Izzy regards you curiously, awaiting more, and so you go on:
“Death is a part of life, a part of nature,” you conced. “Someone’s got to clean up the mess, and we might as well make the most of it.”
“Only…?”
“Only,” you say, “What is natural is not necessarily the best, or only, option. I've SEEN as much.”
“On the moon,” Izzy concludes.
You nod, and frown, looking down with some distaste at the columns of little armoured bodies—like soldiers on that single, greatest general: Death Incarnate. That implacable force, not exactly foe but CERTAINLY not friend, which could well have swallowed up Costella if you had not cured her, or your cousin Adolf and his young boy Addison. That Emperor of Entropy which might well have claimed your father had you not intervened, and called that end ‘natural’.

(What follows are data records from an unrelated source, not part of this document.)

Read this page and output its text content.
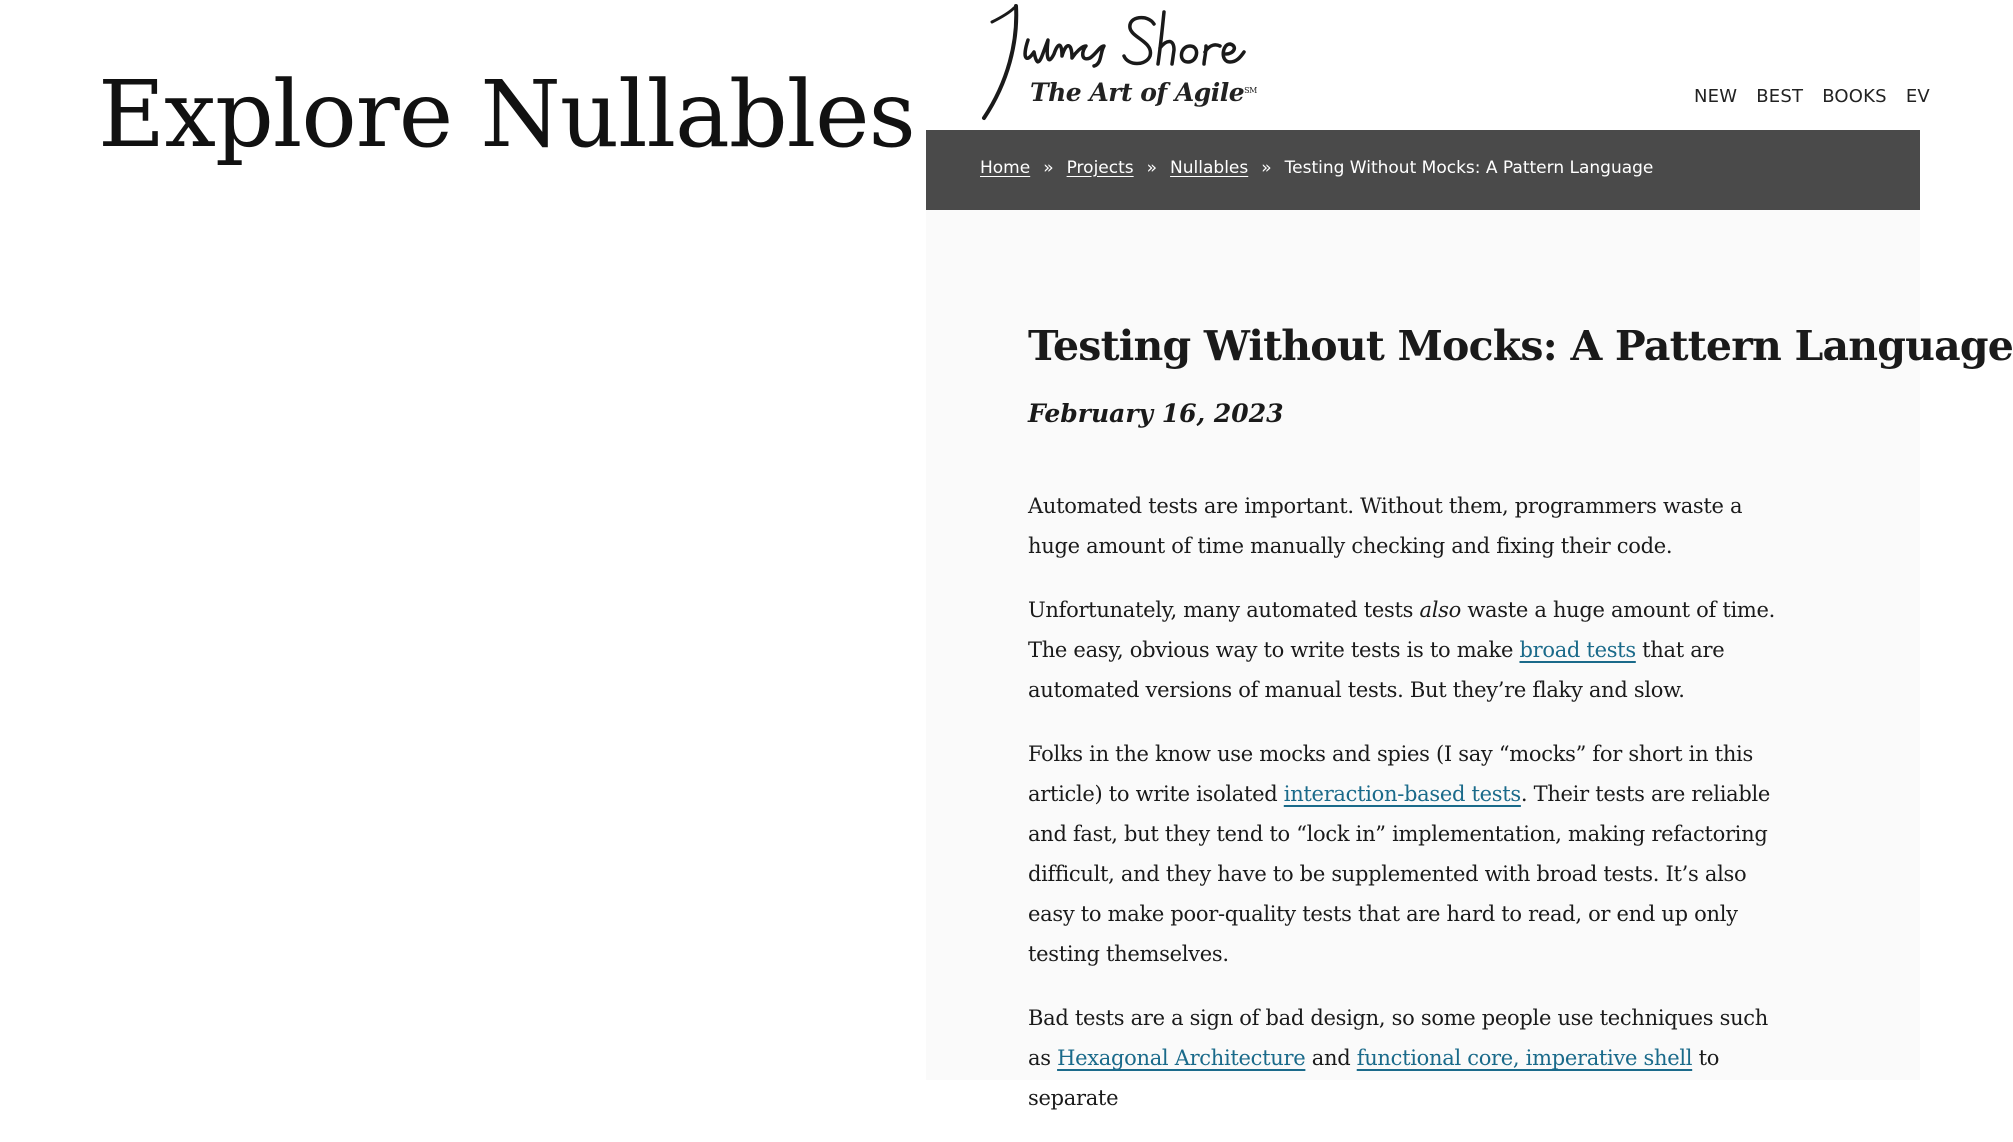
Explore Nullables	The Art of Agile℠	NEW BEST BOOKS EV
Home » Projects » Nullables » Testing Without Mocks: A Pattern Language
Testing Without Mocks: A Pattern Language
February 16, 2023

Automated tests are important. Without them, programmers waste a huge amount of time manually checking and fixing their code.

Unfortunately, many automated tests also waste a huge amount of time. The easy, obvious way to write tests is to make broad tests that are automated versions of manual tests. But they’re flaky and slow.

Folks in the know use mocks and spies (I say “mocks” for short in this article) to write isolated interaction-based tests. Their tests are reliable and fast, but they tend to “lock in” implementation, making refactoring difficult, and they have to be supplemented with broad tests. It’s also easy to make poor-quality tests that are hard to read, or end up only testing themselves.

Bad tests are a sign of bad design, so some people use techniques such as Hexagonal Architecture and functional core, imperative shell to separate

“I don’t begrudge them,” you say, turning your face from the insects and from the inevitability which they represent, “but I just can’t help but feel like…”

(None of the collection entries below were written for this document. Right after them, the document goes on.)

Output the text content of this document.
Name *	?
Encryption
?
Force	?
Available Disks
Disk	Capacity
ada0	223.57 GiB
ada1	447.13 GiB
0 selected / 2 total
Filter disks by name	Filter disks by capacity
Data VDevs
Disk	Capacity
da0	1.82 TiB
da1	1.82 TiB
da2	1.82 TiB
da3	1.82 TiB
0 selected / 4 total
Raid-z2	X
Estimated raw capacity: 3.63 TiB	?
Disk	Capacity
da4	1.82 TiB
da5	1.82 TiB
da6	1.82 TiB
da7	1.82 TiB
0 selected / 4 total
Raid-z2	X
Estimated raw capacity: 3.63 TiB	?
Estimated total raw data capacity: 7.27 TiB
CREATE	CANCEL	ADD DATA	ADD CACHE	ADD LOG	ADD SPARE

“Like there should be another way?” Izirina suggests.
You stop short of saying it yourself, and almost regret the train of thought.
“They’re a necessary evil,” you assert, “if they’re ‘evil’ at all.”

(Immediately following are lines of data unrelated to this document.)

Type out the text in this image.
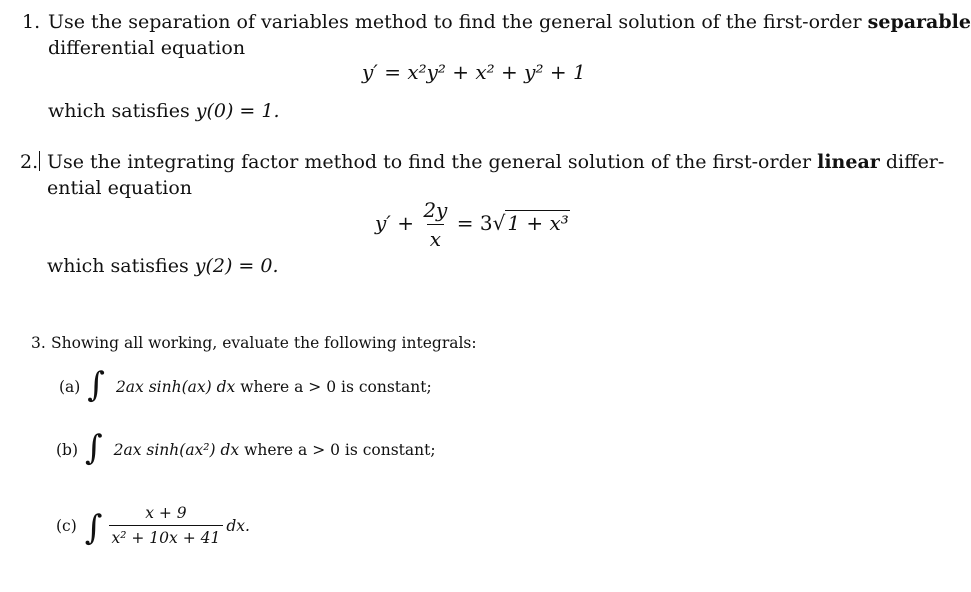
1. Use the separation of variables method to find the general solution of the first-order separable
differential equation
y′ = x²y² + x² + y² + 1
which satisfies y(0) = 1.
2. Use the integrating factor method to find the general solution of the first-order linear differ-
ential equation
$y' + \frac{2y}{x} = 3√$ 1 + x³
which satisfies y(2) = 0.
3. Showing all working, evaluate the following integrals:
(a) ∫ 2ax sinh(ax) dx where a > 0 is constant;
(b) ∫ 2ax sinh(ax²) dx where a > 0 is constant;
(c) ∫ $\frac{x + 9}{\text{x² + 10x + 41}}$ dx.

It’s the wisdom of our people—the wisdom that you might struggle to accept at times, but cannot reject. The predator, the scavenger, the killer and dismantler of life… They are a part of nature, too. A vibrant part, a part that DOES deserve to exist… Even if you can never quite bring yourself to face it head-on.
You speak without conviction, though, and Izzy senses it. Even as you stammer your hasty defences, Izirina Henzler just smiles one of those dangerous little Reptilian smiles of hers, made all the more unsettling by the flash of lightning behind her shaded glasses—a brewing storm in a bottle.
You don’t talk much more, until you reach your destination.
The facility where the Unknowable Prince is being held is not so different externally from that which houses the dead and dirty byproducts of elven society. It is larger, and here and there you see signs that greater effort and attention has been poured into its creation: subtle architectural flourishes in the sculpting of mud and clay, weaving of branches and roots, and in place of the fey tree-lanterns you see lattice-headed fungal bodies erected and cultivated to serve the same purpose, preserved in a normally-temporary state of reproductive flourishing by elven spellcraft. The thin, wafting spores they produce fill the place with an incense-like smell and a faint, smoky air as you descend into the sunken structure, carrying motes of light with them to illuminate an otherwise damp and sunless space.
“This place puts me ill at ease,” your Woodland Ranger guide admits.
“Fear not,” emerges a low voice from the foggy darkness ahead, “for you need go no further.”